Entrepreneurs are highly self-motivated. Other people can’t meet your goals for you, so it’s on you to identify what needs to be done, then go do it.
Whether at home or the office, self-motivated people meet their goals before lazy people do. By staying busy and independently productive, they make themselves more adaptable and resilient, able to take tasks farther than others. They’re also easier, cheerier people to spend time with — those who actively look for work to finish will maintain optimism in the face of work and life struggles.
But just as there is work to do, there are also ideas to create.
Stay open-minded.
Entrepreneurs are in the habit of seeing possibilities where others see roadblocks. An improv comedy “yes-and” approach goes a long way here.
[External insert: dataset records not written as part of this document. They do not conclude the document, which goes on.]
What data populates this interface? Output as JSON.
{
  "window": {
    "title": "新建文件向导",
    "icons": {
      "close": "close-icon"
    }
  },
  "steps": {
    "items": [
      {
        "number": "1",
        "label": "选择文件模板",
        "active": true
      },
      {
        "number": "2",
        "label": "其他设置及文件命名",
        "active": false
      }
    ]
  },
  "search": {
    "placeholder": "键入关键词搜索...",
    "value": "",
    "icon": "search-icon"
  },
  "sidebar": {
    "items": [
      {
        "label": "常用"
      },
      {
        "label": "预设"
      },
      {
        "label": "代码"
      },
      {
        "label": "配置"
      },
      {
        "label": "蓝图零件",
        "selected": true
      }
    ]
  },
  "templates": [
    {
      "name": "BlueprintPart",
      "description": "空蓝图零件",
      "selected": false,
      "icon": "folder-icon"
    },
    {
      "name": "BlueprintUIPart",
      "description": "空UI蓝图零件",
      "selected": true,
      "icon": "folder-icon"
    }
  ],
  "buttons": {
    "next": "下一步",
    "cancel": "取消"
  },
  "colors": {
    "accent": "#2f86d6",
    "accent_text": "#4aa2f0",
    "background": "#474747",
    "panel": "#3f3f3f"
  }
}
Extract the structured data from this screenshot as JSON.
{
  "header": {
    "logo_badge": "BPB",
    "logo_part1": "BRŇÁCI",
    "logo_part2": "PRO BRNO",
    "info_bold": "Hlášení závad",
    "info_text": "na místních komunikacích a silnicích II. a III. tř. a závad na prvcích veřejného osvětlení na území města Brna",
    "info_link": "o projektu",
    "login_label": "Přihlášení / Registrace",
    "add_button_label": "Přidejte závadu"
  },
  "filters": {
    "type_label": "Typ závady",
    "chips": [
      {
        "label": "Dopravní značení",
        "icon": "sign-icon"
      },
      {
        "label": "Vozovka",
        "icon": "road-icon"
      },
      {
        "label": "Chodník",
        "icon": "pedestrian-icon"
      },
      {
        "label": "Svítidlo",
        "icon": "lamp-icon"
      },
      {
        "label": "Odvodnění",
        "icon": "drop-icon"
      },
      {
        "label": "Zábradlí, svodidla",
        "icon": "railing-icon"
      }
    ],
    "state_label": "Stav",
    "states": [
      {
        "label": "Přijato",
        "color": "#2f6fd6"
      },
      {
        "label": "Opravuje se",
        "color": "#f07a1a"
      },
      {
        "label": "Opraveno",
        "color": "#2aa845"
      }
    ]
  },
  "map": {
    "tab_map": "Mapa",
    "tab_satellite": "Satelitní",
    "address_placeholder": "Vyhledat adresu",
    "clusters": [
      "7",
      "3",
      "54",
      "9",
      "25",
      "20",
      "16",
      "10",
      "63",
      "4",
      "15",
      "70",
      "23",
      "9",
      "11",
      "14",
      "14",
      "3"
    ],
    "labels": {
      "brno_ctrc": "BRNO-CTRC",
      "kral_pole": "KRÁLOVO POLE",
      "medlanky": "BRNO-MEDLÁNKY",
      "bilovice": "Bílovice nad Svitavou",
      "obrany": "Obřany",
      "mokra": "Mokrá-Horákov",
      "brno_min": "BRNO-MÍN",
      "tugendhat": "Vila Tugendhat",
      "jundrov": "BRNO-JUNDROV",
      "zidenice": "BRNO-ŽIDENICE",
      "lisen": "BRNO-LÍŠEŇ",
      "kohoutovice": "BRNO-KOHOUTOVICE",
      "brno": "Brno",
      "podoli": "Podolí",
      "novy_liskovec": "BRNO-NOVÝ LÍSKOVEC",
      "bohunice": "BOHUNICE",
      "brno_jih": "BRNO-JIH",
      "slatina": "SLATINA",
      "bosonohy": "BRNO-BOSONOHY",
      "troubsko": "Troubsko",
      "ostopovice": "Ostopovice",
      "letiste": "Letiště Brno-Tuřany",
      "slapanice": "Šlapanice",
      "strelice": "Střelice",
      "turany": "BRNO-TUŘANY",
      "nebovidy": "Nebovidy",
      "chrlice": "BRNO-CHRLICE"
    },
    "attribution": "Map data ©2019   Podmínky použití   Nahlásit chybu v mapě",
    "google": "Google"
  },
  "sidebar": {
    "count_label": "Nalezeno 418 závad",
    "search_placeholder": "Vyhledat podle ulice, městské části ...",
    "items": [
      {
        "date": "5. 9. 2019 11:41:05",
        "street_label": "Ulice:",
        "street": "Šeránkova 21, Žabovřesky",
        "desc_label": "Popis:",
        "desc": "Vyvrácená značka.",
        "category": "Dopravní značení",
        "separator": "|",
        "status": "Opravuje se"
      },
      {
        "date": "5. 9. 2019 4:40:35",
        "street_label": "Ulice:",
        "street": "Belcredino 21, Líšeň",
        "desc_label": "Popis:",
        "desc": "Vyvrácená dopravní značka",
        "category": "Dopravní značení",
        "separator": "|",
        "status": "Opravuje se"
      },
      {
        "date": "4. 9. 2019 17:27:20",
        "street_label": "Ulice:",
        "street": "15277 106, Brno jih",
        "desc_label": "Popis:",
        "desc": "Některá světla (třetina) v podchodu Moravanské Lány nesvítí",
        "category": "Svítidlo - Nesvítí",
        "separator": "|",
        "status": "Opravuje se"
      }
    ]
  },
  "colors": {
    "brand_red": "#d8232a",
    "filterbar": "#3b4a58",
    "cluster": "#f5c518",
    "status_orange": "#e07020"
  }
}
Your best conversations and brainstorms will often involve not only agreeing with someone, but adding your own flavor and ideas to the topic at hand. This approach leads to some of the highest-level human interfacing possible.
Open-mindedness is not only about accepting other people’s ideas as valid, but about staying hungry for knowledge in general. Sharp entrepreneurs surround themselves with books and people who inspire them, using these resources to empower themselves and learn everything they can. So be radically open-minded!
Trust your gut.
Some decisions can’t be understood in simple terms of profit and loss. That’s why your gut feelings are important for navigating the thorny middle ground. Should you fire an employee? Should you stay in your relationship? You’d miss a lot of essential human detail if you tried to answer these questions in numbers.
That’s why you have to trust your gut. It’s there to give you information when you have no other information. Instead of interacting with a problem in terms of numbers, your gut helps you understand an issue in terms of how it makes you feel.
Sharp entrepreneurs test lots of ideas, iterating quickly and moving on from failures. They aren’t waiting for someone to prompt them as they carry out their mission. They’re in the habit of nonjudgmentally learning as much as possible. And they trust their feelings when they lack hard data.
CEOs use these tactics to build billion-dollar businesses. Imagine what they could for your personal life.